А если есть и дает нам свободу делать, что хотим — на кой черт ему молиться и просить, все равно ничем не поможет. Это любого Бога касается — и христианского, и еврейского, и мусульманского. А проблемы прочитать молитву над могилой раз в год или, тоже раз в год, в Судный день, не ездить на машине, у меня нет. Есть вещи, обязательные для всех. Это просто уважение к окружающим. Можно сачкануть, но зачем людей раздражать. Главное, чтобы они не учили тебя на постоянной основе, как правильно жить. Это я решаю сам.
— Да, — задумчиво сказал он через некоторое время. — А ведь не развил ты свою идею до конца.
— В смысле?
— Смотри. Представим себе, что наш мир не единственный. Ты совершил свой поворот и от нашего мира отделился еще один, где ты этого не сделал. Они очень похожи, но чем дальше, тем больше расходятся от начальной точки. Через много лет уже и сходства осталось мало. И таких миров очень много, ведь у каждого есть свой переломный момент. Особенно большая разница в мире, где Ленин в детстве в речке утонул или Гитлера французским снарядом в 1917 г накрыло. Там вообще миллионы людей продолжают жить и совершают свои повороты. И единственное место, где мы можем пересечься с нашим двойником — это сны. Знаешь, как иногда приснится что-нибудь, над чем давно бился, как у Менделеева или приходят навестить тебя старые товарищи, давно погибшие? Это потому что во сне ты случайно натыкаешься на них, живущих в других мирах.
— Нет, — подумав, ответил я. — Мне такая идея не нравится. Следующий шаг — желание жить в другом мире, где под твои желания все оформлено. Через годик взвоешь от скуки. Если ничего не происходит отличного от твоих желаний, к чему стремится и чего добиваться? Все придет само. Сиди себе на печке и дожидайся, пока в дверь постучат и на царство позовут…
Я это я, со своей прожитой жизнью, которая не самая лучшая, но уж точно не самая худшая.

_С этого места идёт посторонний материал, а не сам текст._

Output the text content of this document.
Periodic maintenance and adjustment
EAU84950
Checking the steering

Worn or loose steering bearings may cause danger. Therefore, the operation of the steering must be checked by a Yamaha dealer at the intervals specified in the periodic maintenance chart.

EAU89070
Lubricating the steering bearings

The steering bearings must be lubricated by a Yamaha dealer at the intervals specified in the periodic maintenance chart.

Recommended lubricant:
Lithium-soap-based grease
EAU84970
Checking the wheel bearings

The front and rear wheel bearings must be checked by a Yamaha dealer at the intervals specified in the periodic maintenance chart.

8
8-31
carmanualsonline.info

И мне не кажется хорошей мысль, что где-то существуют миры, где я погиб в 1943 году или ты помер от тифа в 20-м, даже если это замечательно с точки зрения глобальной истории. Переигрывать жизнь по новой мне совершенно не хочется. Наверное, я действительно очень приземленный и конкретный тип.

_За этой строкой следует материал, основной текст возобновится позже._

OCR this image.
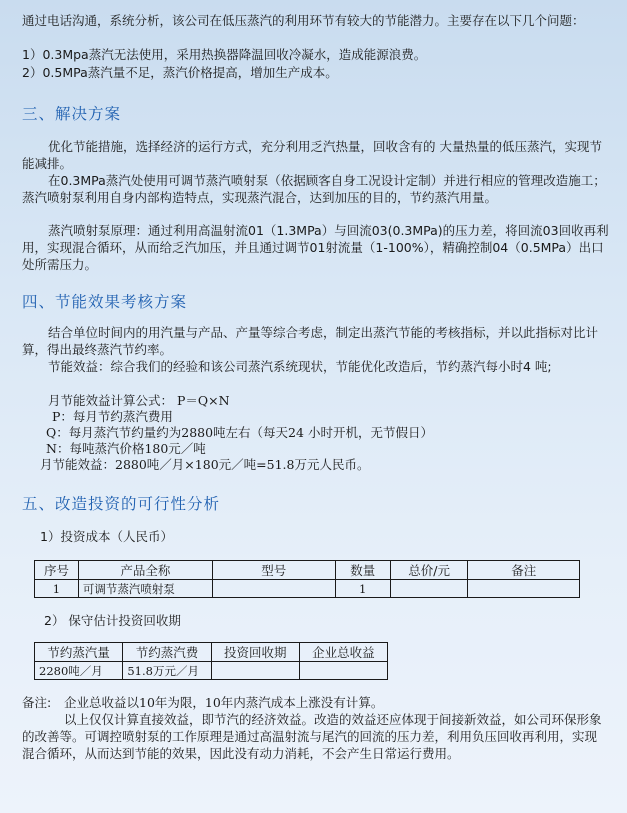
通过电话沟通，系统分析，该公司在低压蒸汽的利用环节有较大的节能潜力。主要存在以下几个问题：

1）0.3Mpa蒸汽无法使用，采用热换器降温回收冷凝水，造成能源浪费。

2）0.5MPa蒸汽量不足，蒸汽价格提高，增加生产成本。

三、解决方案

优化节能措施，选择经济的运行方式，充分利用乏汽热量，回收含有的 大量热量的低压蒸汽，实现节能减排。

在0.3MPa蒸汽处使用可调节蒸汽喷射泵（依据顾客自身工况设计定制）并进行相应的管理改造施工；蒸汽喷射泵利用自身内部构造特点，实现蒸汽混合，达到加压的目的，节约蒸汽用量。

蒸汽喷射泵原理：通过利用高温射流01（1.3MPa）与回流03(0.3MPa)的压力差，将回流03回收再利用，实现混合循环，从而给乏汽加压，并且通过调节01射流量（1-100%），精确控制04（0.5MPa）出口处所需压力。

四、节能效果考核方案

结合单位时间内的用汽量与产品、产量等综合考虑，制定出蒸汽节能的考核指标，并以此指标对比计算，得出最终蒸汽节约率。

节能效益：综合我们的经验和该公司蒸汽系统现状，节能优化改造后，节约蒸汽每小时4 吨;

月节能效益计算公式： P＝Q×N

P：每月节约蒸汽费用

Q：每月蒸汽节约量约为2880吨左右（每天24 小时开机，无节假日）

N：每吨蒸汽价格180元／吨

月节能效益：2880吨／月×180元／吨=51.8万元人民币。

五、改造投资的可行性分析

1）投资成本（人民币）

序号	产品全称	型号	数量	总价/元	备注
1	可调节蒸汽喷射泵		1		

2） 保守估计投资回收期

节约蒸汽量	节约蒸汽费	投资回收期	企业总收益
2280吨／月	51.8万元／月		

备注:	企业总收益以10年为限，10年内蒸汽成本上涨没有计算。

以上仅仅计算直接效益，即节汽的经济效益。改造的效益还应体现于间接新效益，如公司环保形象的改善等。可调控喷射泵的工作原理是通过高温射流与尾汽的回流的压力差，利用负压回收再利用，实现混合循环，从而达到节能的效果，因此没有动力消耗，不会产生日常运行费用。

— Так чего тебе хочется на самом деле? Не подписывать контракт и уйти из армии, начав новую жизнь? А чем заниматься будешь? Разве что в политику податься.
— Если честно, мне бы хотелось, чтобы меня пригласил какой-нибудь Гондурас. С моим опытом и знанием политических рычагов, если над душой стоять не будут, я бы им такую армию слепил, что все соседи будут еще много лет трястись от страха при упоминании моего имени. И нечего улыбаться, сам знаю, что пустые мечты. Не все же время мне быть ответственным и правильным. Иногда хочется чего-то отмочить, чтобы все рты поразевали. Только не мальчик уже, чтобы героически ловить разных долбоебов…
Ну, будь здоров, довел я тебя до места. Нет, вот закуривать очередную не надо. Тебе давно пора домой, и вообще, после Меера я на эти твои две с лишним пачки в день спокойно смотреть не могу.
— Но я-то здоров, несмотря на интенсивное курение, а он нет. Так что связи не вижу. Но тебе еще топать домой. Может, чем позже, тем лучше? Анна уже остынет и будет правильной женой, покорной мужу и внимательно выслушивающей указания.
Я ухмыльнулся.
— Понял, уже ухожу и назло тебе сяду и спокойно выкурю еще одну, — сообщил он, поворачиваясь спиной.
Я подождал, пока не загорится свет в окне, и зашагал домой. Завтра все сначала. Новый день, новые заботы. Жизнь продолжается. Такая, какая есть. Другой мне не надо.